She, in fact, she had some risk factors that were not very clear, but two aunts with breast cancer.
And unfortunately, when she was being treated for infertility, they found that she indeed had ovarian cancer.
And unfortunately, she died, in May of 1989 and recorded this, account of it, only a month before her demise and her husband, gene Wilder, put funds together to start a, a screening program at Cedars Sinai in Los Angeles, which was a great, program and examined approximately 1200 women with transvaginal ultrasound and ca 1 25.
Interestingly enough, several ovarian cancers were found in asymptomatic women, but most of those were of the disseminated, type.
Anyhow, there are, due to this impetus, many cities have what's called gildo clubs, which are wonderful, ways for families of patients that are affected with ovarian cancer and other cancers to get together and to, become familiar with each other.
Ovarian Cancer: The Silent Killer
Well, ovarian cancer is a silent killer.
Approximately three quarters of patients that have ovarian cancer, first time present with stage three or stage four disease that is disease beyond the pelvis, or with distant metastases.
And as you can see, the five year survival for those patients is not good, 25% and 5%.
However, the five year survival of ovarian cancer in stage one, which is confined to the ovary, is 95% with pelvic extension is 80%.
So it's been a dream of many to shift the detection of ovarian cancer to its earliest stage, and therefore improve the longevity of patients affected with ovarian cancer.

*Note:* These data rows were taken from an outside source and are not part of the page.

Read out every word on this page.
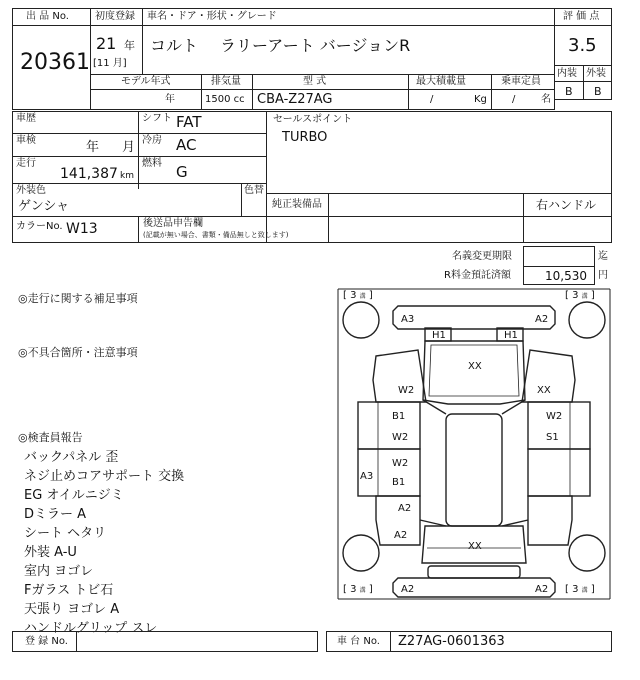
出 品 No.
20361
初度登録 車名・ドア・形状・グレード
21 年
[11 月]
コルト ラリーアート バージョンR
評 価 点
3.5
内装 外装
B B
モデル年式
年
排気量
1500 cc
型 式
CBA-Z27AG
最大積載量
/	Kg
乗車定員
/	名
車歴
車検	年 月
走行
141,387 km
シフト FAT
冷房 AC
燃料 G
外装色
ゲンシャ
色替
カラーNo. W13	後送品申告欄
(記載が無い場合、書類・備品無しと致します)
セールスポイント
TURBO
純正装備品	右ハンドル
名義変更期限	迄
R料金預託済額	10,530 円
◎走行に関する補足事項
◎不具合箇所・注意事項
◎検査員報告
バックパネル 歪
ネジ止めコアサポート 交換
EG オイルニジミ
Dミラー A
シート ヘタリ
外装 A-U
室内 ヨゴレ
Fガラス トビ石
天張り ヨゴレ A
ハンドルグリップ スレ
[ 3 溝 ]	[ 3 溝 ]
[ 3 溝 ]	[ 3 溝 ]
A3	A2
H1	H1
XX
W2	XX
B1
W2
W2
S1
W2
A3
B1
A2
A2
XX
A2	A2
登 録 No.	車 台 No. Z27AG-0601363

So the thought is that with earlier detection moving, patients at the first time with di disseminated disease from, a terrible 25% to a better prognostic stage, that is stages one and two could decrease mortality by at least 50%.
Now, recently, there has been shown a very strong association of patients with ovarian cancer that have the BRCA breast cancer, antigen mutation.
The lifetime risk for BRCA one patients is 46%, which is very, very high.
And for BRCA two is 20%.
Now, it's also been shown that these patients that are BRCA positive have an ovarian cancer that is actually different from the standard ovarian cancer that arises from the epithelium.
This is called type type one, type two ovarian cancers actually arise from the tubal intra epithelial cells.
And these tubal intra intra epithelial carcinoma is seen in, many patients with BRCA one and two, and also have peritoneal disease in over half of these patients.
So the hope is that by screening for ovarian cancer, we can decrease the mortality and improve the five year survival of this terrible killer disease.
I should say that the incidence is 33 per hundred thousand in the us.
Screening Programs for Early Detection
Now, there have been four screening programs that have addressed the ability of sonography to detect early stage disease.
The one in the us, the PCLO, prostate, colon, lung, ovarian, project has enrolled over 78,000 subjects.
But it was found that the ovarian cancers that were found were not particularly early stage disease.
The largest study so far is from the uk where they've had over 200,000 women, and they have clearly found that, ovarian cancer screening has increased the detection of early stage disease.
And this is an ongoing project that the results will be finalized in the next few years.
There was a very large Japanese program, which is also ongoing of 41,000 patients, and they clearly showed that there was an earlier stage of detection in patients that were screened.
And finally, at the University of Kentucky, they have examined over 41,000 women and clearly showed that the overall longevity of or five year survival in the screen group is much better than in the control group.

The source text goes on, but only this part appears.